Hedge fund boom seen in Asia courtesy of big banks and asset managers
In a report by Bloomberg, industry observers noted the proliferation of new hedge funds in Asia since the 2008 financial crisis. The new hedge funds were launched by global banks and asset managers including Goldman Sachs Group Inc., UBS AG and GLG Partners Inc. Some private equity firms like Highbridge Capital Management LLC and Pine River Capital Management LP were seen either expanding or restarting its offerings in Asia.
However, the rise of hedge fund activity by global banks and asset managers had threatened the business of smaller firms, said Bloomberg in its report.
Singapore-based managing director for Asia at Man Group Plc Tim Peach said investors who stay with a big company will help managers cover rising costs of running the funds, comply with regulations and more strict requirements of institutional investors. Man Group is the largest publicly traded hedge-fund firm in the world and bought GLG back in 2010.

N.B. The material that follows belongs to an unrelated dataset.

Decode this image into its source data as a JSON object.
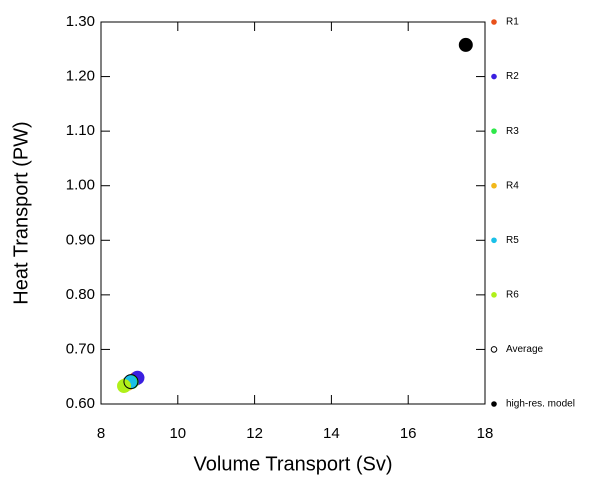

In October, people who were familiar with the company plans said the unit of the largest Swiss lender with USD5.2 billion of assets, UBS O'Connor planned to launch its maiden Asian hedge fund that would be open to investors this year.
These smaller firms reportedly got to start their own independent firms right after the crisis, and are usually former talents of big banks, said London-based adviser for hedge-fund and private-equity investors Richard Johnston, who is also the Asian head of Albourne Partners Ltd. Johnston added, "A lot of people who would have gone independent don't have much of a choice now."
The rising costs to comply requirements and regulations and expenses to cater such institutional investors was seen as a burden for firms with funds less than USD50 million, and as such, are credited for inhibiting growth of smaller firms.
Industry observers saw an increase in foundations, pensions and endowments making direct investments to hedge funds in order to reduce paying for fees that funds of funds charge for collecting money for investors. These institutional investors, said Bloomberg in its report, are not able to invest in smaller firms as its holdings are limited at 10% of the assets of a single fund.